Mientras Pável esperaba a su víctima se entretuvo rascando la
tapicería del salpicadero de su viejo Skoda. Recordó a su padre agujereando el
sofá de sky con sus dedos huesudos, sacando trocitos de foamex, una espuma
amarillenta y apulgarada que esparcía por el suelo con la misma inconsciencia
con que la extraía.
Con la uña logró por fin hacer un pequeño orificio, pero se
detuvo e intentó camuflarlo pasando la palma de la mano varias veces por
encima. Miró el reloj. Luego miró hacia la esquina por la que debería aparecer. Volvió a mirar el
reloj. Luego otra vez hacia el mismo sitio. Finalmente, sin darse cuenta, sus
dedos estaban desenterrando de nuevo el hueco del salpicadero. Esta vez no se
detuvo. Abandonada la lucha por controlar su impulso, pudo dedicarse a una
segunda tarea. Se tocó la barba rala. Le gustaba esa sensación de duro que da
el vello hirsuto. Su padre tenía una barba suave, larga, agreste, blanquecina. Recobró en su memoria el halo de
perdedor que aquella barba imprimía a su
rostro avejentado.
Entrecerró ligeramente los ojos y dibujó una mueca
aterradora –la imaginó aterradora-. Su
padre lo miraba con el ceño fruncido para reprocharle su inactividad: “Nunca
llegarás a nada, Pável. Mira a tu primo Sergey, ya ha ganado una medalla al
mérito en el trabajo”. “Pero a mí no me gusta…Yo no…”, protestaba él. “¡No me
repliques, no me lleves la contraria!”. El recuerdo inflaba las venillas de sus
pómulos que se esparcían por su cara como raíces del árbol
del odio. “Compara esto con la medalla, viejo mamón” - se oyó decir a sí mismo
mientras acariciaba la culata de su Magnum – “A ver qué da más dinero. Nikolay,
maldito vejestorio, -siguió mascullando para sí mismo pavoneándose – mírame ahora:
todas las medallas están ya en los
anticuarios y yo me cago en todas en ellas, en ti y en tu sobrino Sergey”
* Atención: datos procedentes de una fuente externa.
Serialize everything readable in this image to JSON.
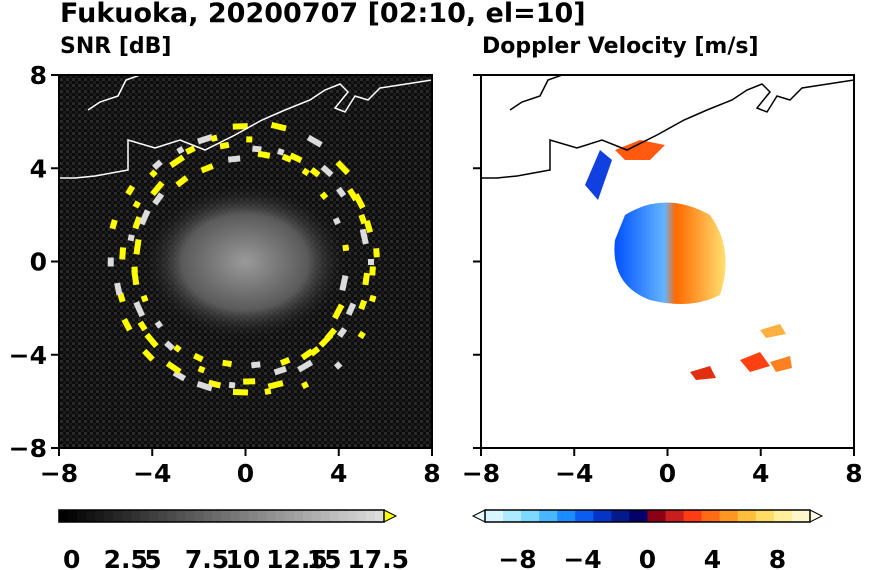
{
  "title": "Fukuoka, 20200707 [02:10, el=10]",
  "panels": [
    {
      "id": "snr",
      "title": "SNR [dB]"
    },
    {
      "id": "doppler",
      "title": "Doppler Velocity [m/s]"
    }
  ],
  "chart_data": [
    {
      "type": "heatmap",
      "title": "SNR [dB]",
      "xlim": [
        -8,
        8
      ],
      "ylim": [
        -8,
        8
      ],
      "xticks": [
        "−8",
        "−4",
        "0",
        "4",
        "8"
      ],
      "yticks": [
        "8",
        "4",
        "0",
        "−4",
        "−8"
      ],
      "colorbar": {
        "ticks": [
          "0",
          "2.5",
          "5",
          "7.5",
          "10",
          "12.5",
          "15",
          "17.5"
        ],
        "range": [
          0,
          18
        ],
        "colormap": "grayscale",
        "extend": "max",
        "extend_color": "#ffff00"
      },
      "features": [
        "ring of strong echo at ~6 km radius",
        "bright lighter texture near center"
      ],
      "background": "#000000",
      "ring_color": "#ffff00"
    },
    {
      "type": "heatmap",
      "title": "Doppler Velocity [m/s]",
      "xlim": [
        -8,
        8
      ],
      "ylim": [
        -8,
        8
      ],
      "xticks": [
        "−8",
        "−4",
        "0",
        "4",
        "8"
      ],
      "yticks": [],
      "colorbar": {
        "ticks": [
          "−8",
          "−4",
          "0",
          "4",
          "8"
        ],
        "range": [
          -10,
          10
        ],
        "colormap": "blue-white-red-yellow",
        "extend": "both"
      },
      "features": [
        "negative velocities west of center (blue)",
        "positive velocities east of center (orange/yellow)"
      ]
    }
  ]
}
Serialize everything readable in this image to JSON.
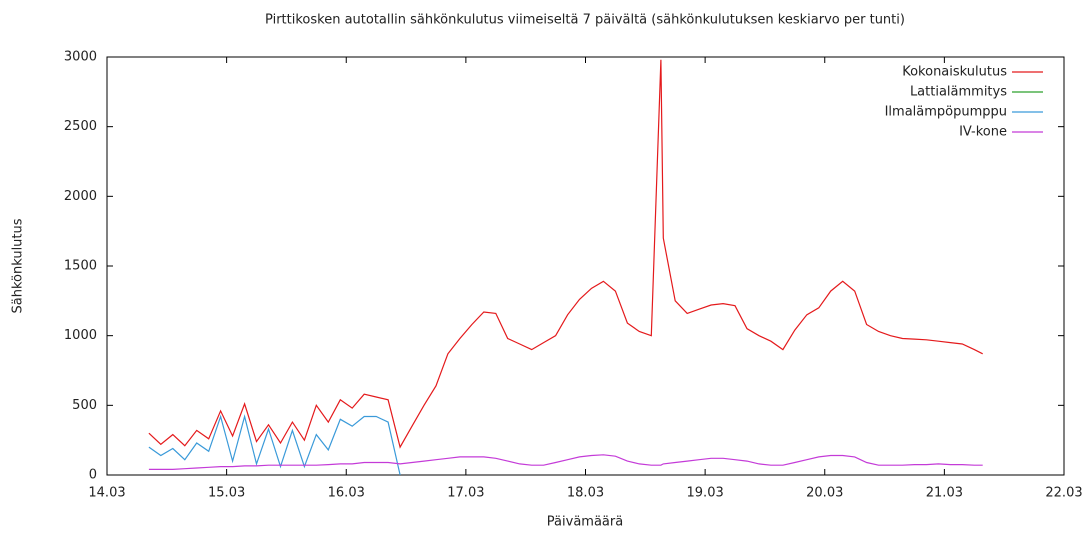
{
  "chart_data": {
    "type": "line",
    "title": "Pirttikosken autotallin sähkönkulutus viimeiseltä 7 päivältä (sähkönkulutuksen keskiarvo per tunti)",
    "x_label": "Päivämäärä",
    "y_label": "Sähkönkulutus",
    "x": [
      14.35,
      14.45,
      14.55,
      14.65,
      14.75,
      14.85,
      14.95,
      15.05,
      15.15,
      15.25,
      15.35,
      15.45,
      15.55,
      15.65,
      15.75,
      15.85,
      15.95,
      16.05,
      16.15,
      16.25,
      16.35,
      16.45,
      16.55,
      16.65,
      16.75,
      16.85,
      16.95,
      17.05,
      17.15,
      17.25,
      17.35,
      17.45,
      17.55,
      17.65,
      17.75,
      17.85,
      17.95,
      18.05,
      18.15,
      18.25,
      18.35,
      18.45,
      18.55,
      18.63,
      18.65,
      18.75,
      18.85,
      18.95,
      19.05,
      19.15,
      19.25,
      19.35,
      19.45,
      19.55,
      19.65,
      19.75,
      19.85,
      19.95,
      20.05,
      20.15,
      20.25,
      20.35,
      20.45,
      20.55,
      20.65,
      20.75,
      20.85,
      20.95,
      21.05,
      21.15,
      21.25,
      21.32
    ],
    "series": [
      {
        "name": "Kokonaiskulutus",
        "color": "#e41a1c",
        "values": [
          300,
          220,
          290,
          210,
          320,
          260,
          460,
          280,
          510,
          240,
          360,
          230,
          380,
          250,
          500,
          380,
          540,
          480,
          580,
          560,
          540,
          200,
          350,
          500,
          640,
          870,
          980,
          1080,
          1170,
          1160,
          980,
          940,
          900,
          950,
          1000,
          1150,
          1260,
          1340,
          1390,
          1320,
          1090,
          1030,
          1000,
          2980,
          1700,
          1250,
          1160,
          1190,
          1220,
          1230,
          1215,
          1050,
          1000,
          960,
          900,
          1040,
          1150,
          1200,
          1320,
          1390,
          1320,
          1080,
          1030,
          1000,
          980,
          975,
          970,
          960,
          950,
          940,
          900,
          870
        ]
      },
      {
        "name": "Lattialämmitys",
        "color": "#2ca02c",
        "values": [
          null,
          null,
          null,
          null,
          null,
          null,
          null,
          null,
          null,
          null,
          null,
          null,
          null,
          null,
          null,
          null,
          null,
          null,
          null,
          null,
          null,
          null,
          null,
          null,
          null,
          null,
          null,
          null,
          null,
          null,
          null,
          null,
          null,
          null,
          null,
          null,
          null,
          null,
          null,
          null,
          null,
          null,
          null,
          null,
          null,
          null,
          null,
          null,
          null,
          null,
          null,
          null,
          null,
          null,
          null,
          null,
          null,
          null,
          null,
          null,
          null,
          null,
          null,
          null,
          null,
          null,
          null,
          null,
          null,
          null,
          null,
          null
        ]
      },
      {
        "name": "Ilmalämpöpumppu",
        "color": "#3a9ad9",
        "values": [
          200,
          140,
          190,
          110,
          230,
          170,
          420,
          100,
          420,
          80,
          330,
          60,
          320,
          60,
          290,
          180,
          400,
          350,
          420,
          420,
          380,
          0,
          null,
          null,
          null,
          null,
          null,
          null,
          null,
          null,
          null,
          null,
          null,
          null,
          null,
          null,
          null,
          null,
          null,
          null,
          null,
          null,
          null,
          null,
          null,
          null,
          null,
          null,
          null,
          null,
          null,
          null,
          null,
          null,
          null,
          null,
          null,
          null,
          null,
          null,
          null,
          null,
          null,
          null,
          null,
          null,
          null,
          null,
          null,
          null,
          null,
          null
        ]
      },
      {
        "name": "IV-kone",
        "color": "#c43bd8",
        "values": [
          40,
          40,
          40,
          45,
          50,
          55,
          60,
          60,
          65,
          65,
          70,
          70,
          70,
          70,
          70,
          75,
          80,
          80,
          90,
          90,
          90,
          80,
          90,
          100,
          110,
          120,
          130,
          130,
          130,
          120,
          100,
          80,
          70,
          70,
          90,
          110,
          130,
          140,
          145,
          135,
          100,
          80,
          70,
          70,
          80,
          90,
          100,
          110,
          120,
          120,
          110,
          100,
          80,
          70,
          70,
          90,
          110,
          130,
          140,
          140,
          130,
          90,
          70,
          70,
          70,
          75,
          75,
          80,
          75,
          75,
          70,
          70
        ]
      }
    ],
    "xlim": [
      14,
      22
    ],
    "xticks": [
      {
        "value": 14,
        "label": "14.03"
      },
      {
        "value": 15,
        "label": "15.03"
      },
      {
        "value": 16,
        "label": "16.03"
      },
      {
        "value": 17,
        "label": "17.03"
      },
      {
        "value": 18,
        "label": "18.03"
      },
      {
        "value": 19,
        "label": "19.03"
      },
      {
        "value": 20,
        "label": "20.03"
      },
      {
        "value": 21,
        "label": "21.03"
      },
      {
        "value": 22,
        "label": "22.03"
      }
    ],
    "ylim": [
      0,
      3000
    ],
    "yticks": [
      0,
      500,
      1000,
      1500,
      2000,
      2500,
      3000
    ],
    "legend": "top-right"
  }
}
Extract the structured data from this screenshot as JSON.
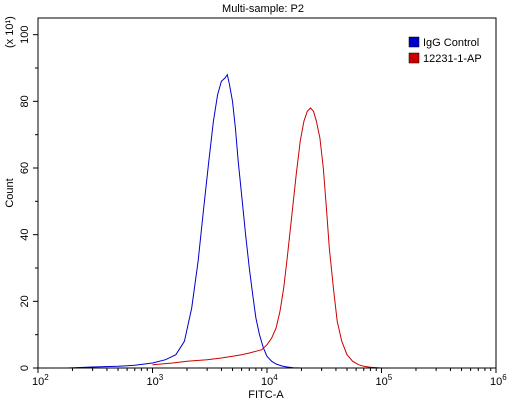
{
  "chart_data": {
    "type": "line",
    "title": "Multi-sample: P2",
    "xlabel": "FITC-A",
    "ylabel": "Count",
    "x_scale": "log",
    "xlim": [
      100,
      1000000
    ],
    "ylim": [
      0,
      105
    ],
    "y_multiplier": "(x 10¹)",
    "x_ticks": [
      {
        "value": 100,
        "base": "10",
        "exp": "2"
      },
      {
        "value": 1000,
        "base": "10",
        "exp": "3"
      },
      {
        "value": 10000,
        "base": "10",
        "exp": "4"
      },
      {
        "value": 100000,
        "base": "10",
        "exp": "5"
      },
      {
        "value": 1000000,
        "base": "10",
        "exp": "6"
      }
    ],
    "y_ticks": [
      0,
      20,
      40,
      60,
      80,
      100
    ],
    "legend": {
      "placement": "top-right"
    },
    "series": [
      {
        "name": "IgG Control",
        "color": "#0000cc",
        "x": [
          180,
          300,
          500,
          700,
          1000,
          1300,
          1600,
          1900,
          2200,
          2500,
          2800,
          3100,
          3400,
          3700,
          4000,
          4300,
          4500,
          4700,
          5000,
          5300,
          5600,
          6000,
          6500,
          7000,
          7500,
          8000,
          8600,
          9300,
          10000,
          11000,
          12000,
          13500,
          15000,
          17000,
          20000
        ],
        "y": [
          0,
          0.3,
          0.5,
          0.8,
          1.5,
          2.5,
          4,
          8,
          18,
          32,
          48,
          62,
          74,
          82,
          86,
          87,
          88,
          85,
          80,
          72,
          62,
          52,
          40,
          30,
          22,
          15,
          10,
          6,
          3.5,
          2,
          1.2,
          0.6,
          0.3,
          0.1,
          0
        ]
      },
      {
        "name": "12231-1-AP",
        "color": "#cc0000",
        "x": [
          1000,
          1500,
          2000,
          3000,
          4000,
          5000,
          6000,
          7000,
          8000,
          9000,
          10000,
          11000,
          12000,
          13000,
          14000,
          15000,
          16500,
          18000,
          19500,
          21000,
          22500,
          24000,
          25500,
          27000,
          29000,
          31000,
          33000,
          35000,
          38000,
          41000,
          45000,
          50000,
          56000,
          63000,
          70000,
          80000,
          100000
        ],
        "y": [
          1,
          1.5,
          2,
          2.5,
          3,
          3.5,
          4,
          4.5,
          5,
          5.5,
          7,
          9,
          12,
          17,
          24,
          33,
          46,
          58,
          68,
          74,
          77,
          78,
          77,
          74,
          69,
          60,
          48,
          36,
          24,
          14,
          8,
          4,
          2,
          1,
          0.5,
          0.2,
          0
        ]
      }
    ]
  }
}
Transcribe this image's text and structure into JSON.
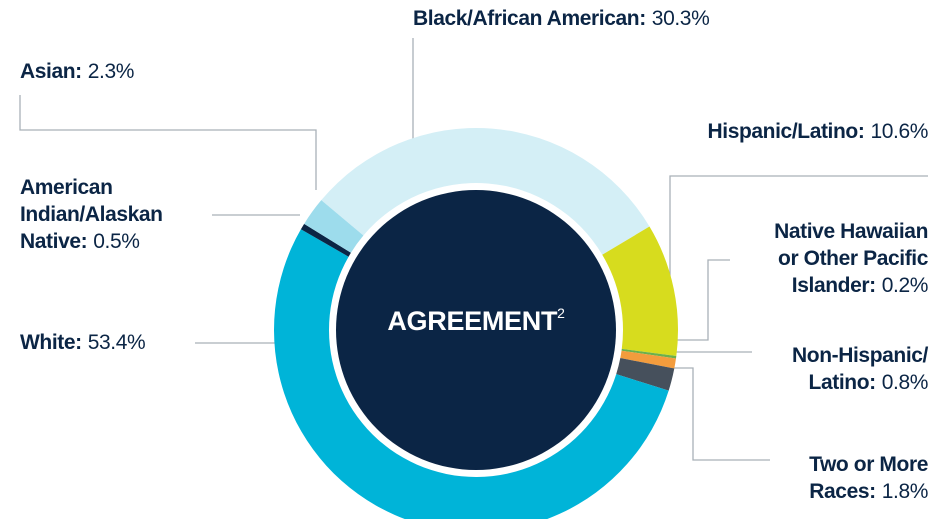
{
  "chart_data": {
    "type": "donut",
    "center_label": "AGREEMENT",
    "center_footnote": "2",
    "categories": [
      "Black/African American:",
      "Hispanic/Latino:",
      "Native Hawaiian\nor Other Pacific\nIslander:",
      "Non-Hispanic/\nLatino:",
      "Two or More\nRaces:",
      "White:",
      "American\nIndian/Alaskan\nNative:",
      "Asian:"
    ],
    "values": [
      30.3,
      10.6,
      0.2,
      0.8,
      1.8,
      53.4,
      0.5,
      2.3
    ],
    "value_labels": [
      "30.3%",
      "10.6%",
      "0.2%",
      "0.8%",
      "1.8%",
      "53.4%",
      "0.5%",
      "2.3%"
    ],
    "colors": [
      "#d4eff6",
      "#d7dc1e",
      "#6ab04c",
      "#f39c3d",
      "#46505c",
      "#00b4d8",
      "#0b2545",
      "#9ddcec"
    ]
  }
}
El dedo horadaba despiadadamente la tapicería, de pronto oyó
un ruido y se puso alerta. Parecían unas
llaves al chocar contra el suelo. “Debe ser él”. Se bajó del coche y se metió
la pistola en el bolsillo del tres cuartos. Un hombre buscaba las llaves en la
acera.
- - No te molestes – le dijo Pável con aspereza.
- - ¿Qué..?¿Las has encontrado? – preguntó el hombre
agradecido.
- - No, quiero decir que no te van a hacer falta – respondió él recreándose con
crueldad en la situación.
El hombre lo miró extrañado desde el suelo, se levantó
lentamente, entrecerró los ojos para poder acertar a ver las facciones de su
interlocutor bajo la tenue luz de la farola.
- - ¿Pável,… eres Pável, el hijo del camarada Nikolay?
– el hombre se acercó confiado-. Me has asustado, pensé que eras uno de la
mafia… ya sabes que nos la tienen jurada a los del sindicato… Vengo de la
concentración…
Las mejillas recobraron de nuevo el serpenteo del odio
subiendo desde las entrañas. Sacó la pistola y apuntó a la víctima que dio un
paso atrás asustado.
- - ¿Qué vas a hacer? ¿Te has vuelto loco?
Mientras quitaba el seguro se percató de la medalla que
colgaba sobre el gabán del hombre, en el lado izquierdo del pecho. Se acercó
hasta poder colocar el cañón de la pistola sobre la hoz y el martillo y sin
mediar palabra disparó a quemarropa. El impacto tan cercano desplazó al hombre
hacia atrás cerca de un metro. Pável se quedó un instante mirándolo tendido en
la acera. Los músculos se contraían en unos estertores agónicos. Lo dejó
apagarse en su propio dolor mientras volvía
con parsimonia al coche. Ya en su interior, giró la llave del contacto y enfiló
lentamente la avenida Riga, que se
abría una esquina más abajo de donde se encontraba.
Las calles continuaban desiertas. Desde el fondo de la avenida, cerca de la
plaza Pushkin
se escuchaban unas voces que coreaban unas consignas. Grupos dispersos
aparecían a lo lejos portando banderas
recogidas.
“¿Cuando acabarán de una vez, cuándo se enterarán de que las
cosas han cambiado?”, se preguntó Pável desviándose hacia una transversal.